Corker and Herenton try to get their messages across to different audiences.

Bob Corker made one thing clear at a town meeting in suburban Arlington on Tuesday — that the venue, Crave Coffee Bar and Bistro, was not yet "the time and the place" for him to express his future plans, rumors about which run from a governor's race in 2018 to a possible presidential bid two years later.

The Arlington event was set up in much the manner of a meet-and-greet, and other dignitaries present included Mayor Mike Wissman of Arlington, Shelby County Republican chair Lee Mills, and 8th District Congressman David Kustoff.

click to enlarge Senator Bob Corker at the Crave Coffee Bar - JACKSON BAKER
  • Jackson Baker
  • Senator Bob Corker at the Crave Coffee Bar

It was the first step of what the senator's office billed as a "Travel Across the Volunteer State" and was to be followed by his attendance at a noon event at the Hilton Memphis, where kudos were to be administered to several worthy individuals at the 14th Annual Dunavant Public Servant Award Luncheon.

On the basis of the reception he got from a standing-room-only audience, one that was rather more a contentious town meeting in the current style, you had to wonder how much more of his current job the junior senator from Tennessee would be willing to stand for.

He was asked if he intended to run for a third Senate term in 2018, and he gave the answer cited above. The immediate result was a challenge or two from the crowd as to whether Chattanoogan Corker hadn't pledged, back in 2006, when he was first elected in a tight race with Democrat Harold Ford Jr., to quit after two terms.

He gave a soft answer, that both he and Ford had said only that they "couldn't imagine" serving more than two terms, and that seemed to turn away any further potential wrath on that matter.

But Corker had every reason to remain on edge for most of the hour-long encounter in Arlington. The questions he got were rapid-fire, mainly on issues of domestic controversy, and they were evenly mixed between the inquisitive and the downright challenging.

On some of the latter, he seemed to satisfy most of the crowd with his expression of confidence that the pending Senate inquiry into a Trump-Russian connection would go forth to good result. He had less success defending his support for charter-school enthusiast Betsy DeVos as secretary of education.

Corker was also hard-pressed on issues ranging from the prospective defunding of Planned Parentood, the uncertain future of health care, and the shape of tax reform. He did his best to hit a middle distance.

At the end of it all, someone said the obvious, that he, as Senate Foreign Relations Committee chairman, had not been asked about the current crises in Korea and Syria. He shook his head slowly but gave an indulgent smile. "Unbelievable," he said.

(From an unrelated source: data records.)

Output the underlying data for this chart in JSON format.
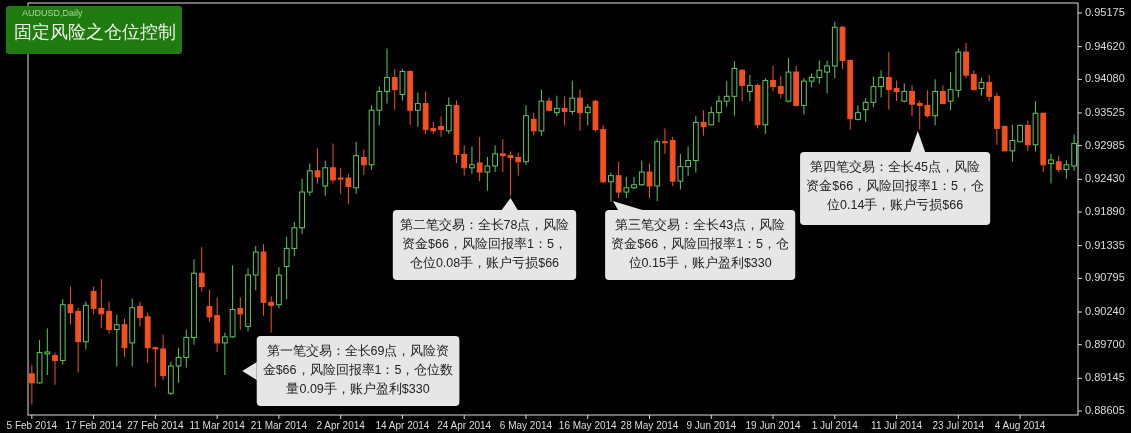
{
  "chart_data": {
    "type": "candlestick",
    "title": "固定风险之仓位控制",
    "categories": [
      "5 Feb 2014",
      null,
      null,
      null,
      null,
      null,
      null,
      null,
      "17 Feb 2014",
      null,
      null,
      null,
      null,
      null,
      null,
      null,
      "27 Feb 2014",
      null,
      null,
      null,
      null,
      null,
      null,
      null,
      "11 Mar 2014",
      null,
      null,
      null,
      null,
      null,
      null,
      null,
      "21 Mar 2014",
      null,
      null,
      null,
      null,
      null,
      null,
      null,
      "2 Apr 2014",
      null,
      null,
      null,
      null,
      null,
      null,
      null,
      "14 Apr 2014",
      null,
      null,
      null,
      null,
      null,
      null,
      null,
      "24 Apr 2014",
      null,
      null,
      null,
      null,
      null,
      null,
      null,
      "6 May 2014",
      null,
      null,
      null,
      null,
      null,
      null,
      null,
      "16 May 2014",
      null,
      null,
      null,
      null,
      null,
      null,
      null,
      "28 May 2014",
      null,
      null,
      null,
      null,
      null,
      null,
      null,
      "9 Jun 2014",
      null,
      null,
      null,
      null,
      null,
      null,
      null,
      "19 Jun 2014",
      null,
      null,
      null,
      null,
      null,
      null,
      null,
      "1 Jul 2014",
      null,
      null,
      null,
      null,
      null,
      null,
      null,
      "11 Jul 2014",
      null,
      null,
      null,
      null,
      null,
      null,
      null,
      "23 Jul 2014",
      null,
      null,
      null,
      null,
      null,
      null,
      null,
      "4 Aug 2014",
      null,
      null,
      null,
      null,
      null,
      null,
      null
    ],
    "ohlc": [
      [
        0.8922,
        0.8937,
        0.8871,
        0.8907
      ],
      [
        0.8907,
        0.8978,
        0.8906,
        0.8957
      ],
      [
        0.8955,
        0.8997,
        0.892,
        0.8958
      ],
      [
        0.8952,
        0.8957,
        0.8904,
        0.8944
      ],
      [
        0.8944,
        0.9045,
        0.8937,
        0.9036
      ],
      [
        0.9036,
        0.9066,
        0.9003,
        0.9023
      ],
      [
        0.9025,
        0.9031,
        0.8924,
        0.8975
      ],
      [
        0.8975,
        0.9041,
        0.8962,
        0.9035
      ],
      [
        0.9058,
        0.9066,
        0.902,
        0.903
      ],
      [
        0.903,
        0.9078,
        0.8998,
        0.9021
      ],
      [
        0.9025,
        0.9041,
        0.8988,
        0.8995
      ],
      [
        0.8995,
        0.902,
        0.8934,
        0.9003
      ],
      [
        0.9003,
        0.9013,
        0.895,
        0.8965
      ],
      [
        0.8973,
        0.9046,
        0.8934,
        0.9031
      ],
      [
        0.9033,
        0.9041,
        0.9,
        0.9015
      ],
      [
        0.9016,
        0.9023,
        0.894,
        0.8965
      ],
      [
        0.8965,
        0.8967,
        0.89,
        0.8963
      ],
      [
        0.8963,
        0.8987,
        0.8912,
        0.8919
      ],
      [
        0.889,
        0.8942,
        0.8887,
        0.8935
      ],
      [
        0.8935,
        0.8965,
        0.8907,
        0.8949
      ],
      [
        0.8949,
        0.8995,
        0.8932,
        0.8982
      ],
      [
        0.8982,
        0.9111,
        0.897,
        0.9088
      ],
      [
        0.9088,
        0.9131,
        0.9058,
        0.9066
      ],
      [
        0.9033,
        0.9061,
        0.9008,
        0.9016
      ],
      [
        0.9018,
        0.9048,
        0.8958,
        0.8973
      ],
      [
        0.8973,
        0.899,
        0.892,
        0.8983
      ],
      [
        0.8983,
        0.9101,
        0.8981,
        0.9028
      ],
      [
        0.903,
        0.9048,
        0.8995,
        0.9021
      ],
      [
        0.9,
        0.9096,
        0.8992,
        0.9085
      ],
      [
        0.9085,
        0.9133,
        0.906,
        0.9123
      ],
      [
        0.9123,
        0.9136,
        0.9018,
        0.904
      ],
      [
        0.904,
        0.905,
        0.899,
        0.9035
      ],
      [
        0.9036,
        0.9098,
        0.903,
        0.9085
      ],
      [
        0.9099,
        0.9148,
        0.9045,
        0.9129
      ],
      [
        0.9129,
        0.9173,
        0.9116,
        0.9163
      ],
      [
        0.9163,
        0.9244,
        0.9153,
        0.9222
      ],
      [
        0.9222,
        0.9269,
        0.9216,
        0.9257
      ],
      [
        0.9257,
        0.9294,
        0.9236,
        0.9247
      ],
      [
        0.9232,
        0.9274,
        0.9216,
        0.9262
      ],
      [
        0.9262,
        0.9302,
        0.9236,
        0.9242
      ],
      [
        0.9245,
        0.9262,
        0.9219,
        0.9244
      ],
      [
        0.9245,
        0.9252,
        0.9202,
        0.9231
      ],
      [
        0.9229,
        0.9305,
        0.9219,
        0.9282
      ],
      [
        0.9279,
        0.9292,
        0.925,
        0.9267
      ],
      [
        0.9267,
        0.9365,
        0.9259,
        0.9357
      ],
      [
        0.9357,
        0.9396,
        0.9332,
        0.9388
      ],
      [
        0.9388,
        0.9459,
        0.9368,
        0.9411
      ],
      [
        0.9411,
        0.9425,
        0.9358,
        0.9391
      ],
      [
        0.9383,
        0.9425,
        0.9373,
        0.9421
      ],
      [
        0.9421,
        0.9423,
        0.9333,
        0.9357
      ],
      [
        0.9357,
        0.9386,
        0.933,
        0.9368
      ],
      [
        0.9368,
        0.9388,
        0.9318,
        0.9325
      ],
      [
        0.9327,
        0.9338,
        0.9318,
        0.9323
      ],
      [
        0.933,
        0.9347,
        0.9313,
        0.9325
      ],
      [
        0.9323,
        0.9378,
        0.9318,
        0.9365
      ],
      [
        0.9365,
        0.9373,
        0.927,
        0.9284
      ],
      [
        0.9284,
        0.9299,
        0.9249,
        0.9262
      ],
      [
        0.9262,
        0.9297,
        0.9252,
        0.9267
      ],
      [
        0.927,
        0.9313,
        0.924,
        0.9255
      ],
      [
        0.9255,
        0.928,
        0.9224,
        0.9265
      ],
      [
        0.9265,
        0.9299,
        0.9255,
        0.9285
      ],
      [
        0.9285,
        0.9309,
        0.9255,
        0.9282
      ],
      [
        0.9282,
        0.9289,
        0.9216,
        0.9279
      ],
      [
        0.9279,
        0.9287,
        0.9249,
        0.9272
      ],
      [
        0.9272,
        0.9365,
        0.9267,
        0.9348
      ],
      [
        0.9342,
        0.9353,
        0.9315,
        0.9323
      ],
      [
        0.9323,
        0.9391,
        0.9315,
        0.9372
      ],
      [
        0.9372,
        0.9378,
        0.9355,
        0.9357
      ],
      [
        0.9353,
        0.9381,
        0.9347,
        0.936
      ],
      [
        0.936,
        0.938,
        0.9332,
        0.9355
      ],
      [
        0.9355,
        0.9406,
        0.935,
        0.9377
      ],
      [
        0.9377,
        0.9391,
        0.9323,
        0.9353
      ],
      [
        0.9353,
        0.9367,
        0.9332,
        0.9362
      ],
      [
        0.9372,
        0.9374,
        0.9322,
        0.9325
      ],
      [
        0.9325,
        0.9332,
        0.9237,
        0.9239
      ],
      [
        0.9239,
        0.9254,
        0.9206,
        0.9249
      ],
      [
        0.9249,
        0.9272,
        0.9212,
        0.9222
      ],
      [
        0.9222,
        0.9247,
        0.9212,
        0.9229
      ],
      [
        0.9229,
        0.9247,
        0.9227,
        0.9234
      ],
      [
        0.9234,
        0.9274,
        0.9232,
        0.9255
      ],
      [
        0.9255,
        0.9269,
        0.9212,
        0.9232
      ],
      [
        0.9232,
        0.931,
        0.9207,
        0.9305
      ],
      [
        0.9305,
        0.9327,
        0.9285,
        0.9304
      ],
      [
        0.9307,
        0.9313,
        0.9232,
        0.924
      ],
      [
        0.924,
        0.9285,
        0.9226,
        0.9264
      ],
      [
        0.9264,
        0.9297,
        0.9249,
        0.9274
      ],
      [
        0.9274,
        0.9347,
        0.9254,
        0.9337
      ],
      [
        0.9337,
        0.9357,
        0.9315,
        0.933
      ],
      [
        0.9333,
        0.9363,
        0.9332,
        0.9353
      ],
      [
        0.9353,
        0.9381,
        0.9337,
        0.9372
      ],
      [
        0.9372,
        0.9405,
        0.9363,
        0.938
      ],
      [
        0.938,
        0.9438,
        0.9348,
        0.9426
      ],
      [
        0.9423,
        0.9425,
        0.9372,
        0.9398
      ],
      [
        0.9388,
        0.9415,
        0.9372,
        0.9398
      ],
      [
        0.9398,
        0.9401,
        0.9327,
        0.9333
      ],
      [
        0.9333,
        0.941,
        0.9318,
        0.9406
      ],
      [
        0.9406,
        0.943,
        0.9388,
        0.9396
      ],
      [
        0.9396,
        0.9413,
        0.9377,
        0.9385
      ],
      [
        0.9372,
        0.9443,
        0.937,
        0.942
      ],
      [
        0.942,
        0.943,
        0.9363,
        0.9365
      ],
      [
        0.9365,
        0.941,
        0.935,
        0.9405
      ],
      [
        0.9405,
        0.9418,
        0.9395,
        0.9411
      ],
      [
        0.9411,
        0.9439,
        0.9401,
        0.9423
      ],
      [
        0.942,
        0.9439,
        0.9385,
        0.943
      ],
      [
        0.943,
        0.9503,
        0.941,
        0.9494
      ],
      [
        0.9494,
        0.9496,
        0.9425,
        0.9439
      ],
      [
        0.9439,
        0.9441,
        0.9325,
        0.9343
      ],
      [
        0.9342,
        0.9365,
        0.934,
        0.9353
      ],
      [
        0.9358,
        0.9377,
        0.9338,
        0.937
      ],
      [
        0.937,
        0.9413,
        0.9362,
        0.9396
      ],
      [
        0.9396,
        0.9423,
        0.9378,
        0.9411
      ],
      [
        0.9411,
        0.9453,
        0.9358,
        0.9391
      ],
      [
        0.9393,
        0.9406,
        0.9372,
        0.9388
      ],
      [
        0.9372,
        0.9401,
        0.937,
        0.9388
      ],
      [
        0.9388,
        0.9398,
        0.9347,
        0.9367
      ],
      [
        0.9368,
        0.9373,
        0.9325,
        0.9365
      ],
      [
        0.9365,
        0.939,
        0.9345,
        0.9348
      ],
      [
        0.9348,
        0.9408,
        0.9332,
        0.9388
      ],
      [
        0.9388,
        0.9398,
        0.9367,
        0.9368
      ],
      [
        0.9372,
        0.942,
        0.9357,
        0.9391
      ],
      [
        0.939,
        0.9459,
        0.9378,
        0.9453
      ],
      [
        0.9453,
        0.9468,
        0.941,
        0.9415
      ],
      [
        0.9416,
        0.9423,
        0.939,
        0.9391
      ],
      [
        0.9393,
        0.9411,
        0.9381,
        0.9403
      ],
      [
        0.9403,
        0.9415,
        0.9372,
        0.938
      ],
      [
        0.938,
        0.9386,
        0.93,
        0.9327
      ],
      [
        0.933,
        0.9332,
        0.9289,
        0.929
      ],
      [
        0.929,
        0.9333,
        0.9272,
        0.9307
      ],
      [
        0.9305,
        0.9333,
        0.9304,
        0.9332
      ],
      [
        0.9332,
        0.934,
        0.929,
        0.93
      ],
      [
        0.93,
        0.9372,
        0.9289,
        0.9352
      ],
      [
        0.9352,
        0.9353,
        0.9255,
        0.9267
      ],
      [
        0.9269,
        0.9285,
        0.9236,
        0.9275
      ],
      [
        0.9272,
        0.9282,
        0.9255,
        0.9259
      ],
      [
        0.9259,
        0.9274,
        0.9244,
        0.9267
      ],
      [
        0.9265,
        0.9317,
        0.9257,
        0.9302
      ]
    ],
    "colors": [
      "#f4511e",
      "#5cc85c",
      "#5cc85c",
      "#f4511e",
      "#5cc85c",
      "#f4511e",
      "#f4511e",
      "#5cc85c",
      "#f4511e",
      "#f4511e",
      "#f4511e",
      "#5cc85c",
      "#f4511e",
      "#5cc85c",
      "#f4511e",
      "#f4511e",
      "#f4511e",
      "#f4511e",
      "#5cc85c",
      "#5cc85c",
      "#5cc85c",
      "#5cc85c",
      "#f4511e",
      "#f4511e",
      "#f4511e",
      "#5cc85c",
      "#5cc85c",
      "#f4511e",
      "#5cc85c",
      "#5cc85c",
      "#f4511e",
      "#f4511e",
      "#5cc85c",
      "#5cc85c",
      "#5cc85c",
      "#5cc85c",
      "#5cc85c",
      "#f4511e",
      "#5cc85c",
      "#f4511e",
      "#f4511e",
      "#f4511e",
      "#5cc85c",
      "#f4511e",
      "#5cc85c",
      "#5cc85c",
      "#5cc85c",
      "#f4511e",
      "#5cc85c",
      "#f4511e",
      "#5cc85c",
      "#f4511e",
      "#f4511e",
      "#f4511e",
      "#5cc85c",
      "#f4511e",
      "#f4511e",
      "#5cc85c",
      "#f4511e",
      "#5cc85c",
      "#5cc85c",
      "#f4511e",
      "#f4511e",
      "#f4511e",
      "#5cc85c",
      "#f4511e",
      "#5cc85c",
      "#f4511e",
      "#5cc85c",
      "#f4511e",
      "#5cc85c",
      "#f4511e",
      "#5cc85c",
      "#f4511e",
      "#f4511e",
      "#5cc85c",
      "#f4511e",
      "#5cc85c",
      "#5cc85c",
      "#5cc85c",
      "#f4511e",
      "#5cc85c",
      "#f4511e",
      "#f4511e",
      "#5cc85c",
      "#5cc85c",
      "#5cc85c",
      "#f4511e",
      "#5cc85c",
      "#5cc85c",
      "#5cc85c",
      "#5cc85c",
      "#f4511e",
      "#5cc85c",
      "#f4511e",
      "#5cc85c",
      "#f4511e",
      "#f4511e",
      "#5cc85c",
      "#f4511e",
      "#5cc85c",
      "#5cc85c",
      "#5cc85c",
      "#5cc85c",
      "#5cc85c",
      "#f4511e",
      "#f4511e",
      "#5cc85c",
      "#5cc85c",
      "#5cc85c",
      "#5cc85c",
      "#f4511e",
      "#f4511e",
      "#5cc85c",
      "#f4511e",
      "#f4511e",
      "#f4511e",
      "#5cc85c",
      "#f4511e",
      "#5cc85c",
      "#5cc85c",
      "#f4511e",
      "#f4511e",
      "#5cc85c",
      "#f4511e",
      "#f4511e",
      "#f4511e",
      "#5cc85c",
      "#5cc85c",
      "#f4511e",
      "#5cc85c",
      "#f4511e",
      "#5cc85c",
      "#f4511e",
      "#5cc85c",
      "#5cc85c"
    ],
    "ylim": [
      0.8854,
      0.9534
    ],
    "yticks": [
      0.95175,
      {
        "value": 0.9462,
        "label": "0.94620"
      },
      {
        "value": 0.9408,
        "label": "0.94080"
      },
      0.93525,
      0.92985,
      {
        "value": 0.9243,
        "label": "0.92430"
      },
      {
        "value": 0.9189,
        "label": "0.91890"
      },
      0.91335,
      0.90795,
      {
        "value": 0.9024,
        "label": "0.90240"
      },
      {
        "value": 0.897,
        "label": "0.89700"
      },
      0.89145,
      0.88605
    ],
    "annotations": [
      "AUDUSD,Daily",
      "第一笔交易：全长69点，风险资金$66，风险回报率1：5，仓位数量0.09手，账户盈利$330",
      "第二笔交易：全长78点，风险资金$66，风险回报率1：5，仓位0.08手，账户亏损$66",
      "第三笔交易：全长43点，风险资金$66，风险回报率1：5，仓位0.15手，账户盈利$330",
      "第四笔交易：全长45点，风险资金$66，风险回报率1：5，仓位0.14手，账户亏损$66"
    ]
  }
}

• Mere hours later, a few miles away in Midtown, former mayor Willie Herenton was having an easier time with his audience, the Rotary Club of Memphis.

click to enlarge Herenton at Rotary - JACKSON BAKER
  • Jackson Baker
  • Herenton at Rotary

The luncheon speaker was welcomed as what he was, a public dignitary from the past. That, in his time as mayor from 1991 to 2009, Herenton caught his share of flack was a fact no one mentioned, save the ex-mayor himself.

Herenton's subject was his current project, which goes by the name of New Path Campus of Restoration. "Campuses," actually, because Herenton's original concept of a single dormitory/instructional facility for troubled African-American youth in north Shelby County has grown to include the idea of three campuses — in downtown Memphis, in Frayser, and in Millington.

As Herenton has explained on earlier occasions, these facilities would be alternatives to the severe and geographically remote locations available to house youthful detainees at the moment. The centers would be financed by savings from traditional incarceration and by state funding for the detainees as students.